No, non è vero che ho creato un altro blog, ci vuole già tutta che scriva su questo, cosa me ne farei di un altro, ma è che avevo iniziato a scrivere queste righe sul vecchio blog, così, tanto per sentirmi meno condizionato, io ho questa cosa che se scrivo su un foglio su cui non sento il peso dell’ufficialità dello scrivere, che è una frase che capisco solo io, ma tanto sono anche solo io quello che poi si legge queste robe che scrivo, ecco, io se non sento quella responsabilità di dover essere letto mi sento più leggero e riesco a scrivere meglio. Che poi meglio è un concetto molto personale, ma per me che poi sono quello che legge fa una certa differenza scrivere per forza e scrivere senza pensarci troppo. Questo, per dire, è uno di quei post là, scritti senza pensarci troppo.

Mi hanno buttato fuori da instagram, non ci posso più rientrare, adesso mi chede un codice di conferma che non ho mai ricevuto, come faccio a dartelo, ma non mi devo preoccupare perché il servizio di assistenza di instagram mi ha spiegato che se non riesco a entrare mi basta contattarli e mi fanno entrare loro, devo solo cliccare sulla richiesta di assistenza che si trova all’interno del menu utente, accessibile solo dall’interno dell’applicazione. Vabbé, ma ci sarà un numero di telefono da chiamare, un indirizzo email a cui scrivere, un cane che ti caghi se hai un problema, no? No. Sei abbandonato a te stesso mentre quel figlio di una cagna di Zuckerberg accumula pile di banconote che non riesce neanche a contarle.
Io adesso ho una gran voglia di cancellare il mio account e tutto il suo contenuto e mandare a cagare Meta, Zuckerberg e tutta la sua banda di stronzi, ma l’unico problema è che per cancellare il mio account devo prima entrarci, quindi anche quella soddisfazione autolesionista mi viene negata.

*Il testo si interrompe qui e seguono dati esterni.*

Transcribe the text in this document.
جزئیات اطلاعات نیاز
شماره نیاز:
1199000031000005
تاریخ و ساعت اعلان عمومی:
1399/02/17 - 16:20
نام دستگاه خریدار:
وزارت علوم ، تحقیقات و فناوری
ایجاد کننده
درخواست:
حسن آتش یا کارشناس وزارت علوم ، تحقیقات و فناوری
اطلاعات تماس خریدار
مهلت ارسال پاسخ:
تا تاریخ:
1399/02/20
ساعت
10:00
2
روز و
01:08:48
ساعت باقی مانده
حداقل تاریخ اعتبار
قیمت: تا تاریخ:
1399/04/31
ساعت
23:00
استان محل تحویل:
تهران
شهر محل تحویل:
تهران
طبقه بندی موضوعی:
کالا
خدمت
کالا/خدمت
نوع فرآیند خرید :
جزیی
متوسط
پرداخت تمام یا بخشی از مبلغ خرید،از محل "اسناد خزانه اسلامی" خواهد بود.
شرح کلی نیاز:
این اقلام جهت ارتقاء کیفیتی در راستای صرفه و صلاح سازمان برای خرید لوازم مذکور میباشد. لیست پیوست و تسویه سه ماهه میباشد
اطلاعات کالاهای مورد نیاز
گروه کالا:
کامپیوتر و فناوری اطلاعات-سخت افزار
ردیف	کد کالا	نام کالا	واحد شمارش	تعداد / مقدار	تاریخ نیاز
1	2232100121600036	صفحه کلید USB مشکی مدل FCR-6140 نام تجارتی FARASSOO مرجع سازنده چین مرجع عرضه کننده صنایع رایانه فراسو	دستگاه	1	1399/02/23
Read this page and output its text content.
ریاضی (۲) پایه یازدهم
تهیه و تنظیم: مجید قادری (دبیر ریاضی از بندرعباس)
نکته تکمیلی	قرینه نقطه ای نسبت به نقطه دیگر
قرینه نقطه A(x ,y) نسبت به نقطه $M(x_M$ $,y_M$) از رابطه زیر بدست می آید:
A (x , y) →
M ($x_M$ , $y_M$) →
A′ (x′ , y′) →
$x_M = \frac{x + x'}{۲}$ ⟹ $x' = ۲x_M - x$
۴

Sto mettendo su peso e il dolore che mi dà non essere capace a mettermi a dieta è lenito solo dai quintali di cibo che sono costretto a ingerire per non stare male, solo che poi mi viene la nausea da tanto ho mangiato. Forse dovrei provare con la bulimia anoressia, uno di quei disturbi alimentari che ti fanno mangiare e vomitare senza sosta, così appago entrambe le mie necessità e per un po’ sto a posto. Poi se proprio non riesco a tirarmene fuori mi dà anche un’ottima scusa per mettermi in analisi, che ho ancora un bel po’ di questioni che vorrei sottoporre a uno psicoterapeuta.

Fra l’altro sono un paio di giorni che ripenso a quel periodo della mia vita in cui stavo benissimo e malissimo insieme, e mi sentivo così vivo nonostante gli sbalzi assurdi a cui ero sottoposto che oggi che la mia esistenza ha preso una piega più regolare, positiva e senza problemi, un po’ quel periodo là mi manca. Mi mancano le lettere lunghissime scritte per non farmi soffocare dal flusso di emozioni che producevo, i viaggi fisici e quelli da fermo, la totale mancanza di appigli in quel precipitare, senza capire se stavo andando su o giù. Stavo andando giù, e difatti il mio ripensare si ferma sempre prima del finale, perché le ossa sbriciolate non mi mancano per niente, ho lasciato la mia sagoma sulla roccia come il coyote dei cartoni animati, non lo vorrei più rivivere un periodo così. Poi l’ho anche rivissuto dopo poco, ma era più che altro autoimposto, non c’era motivo, è stata una specie di catarsi per tutto quello che avevo passato prima, a riguardarlo ora non ne valeva davvero la pena.

Ma più di tutto vorrei sapere cosa voglio davvero, che ho compiuto cinquant’anni e ancora non ho capito davvero cosa vorrei essere da grande.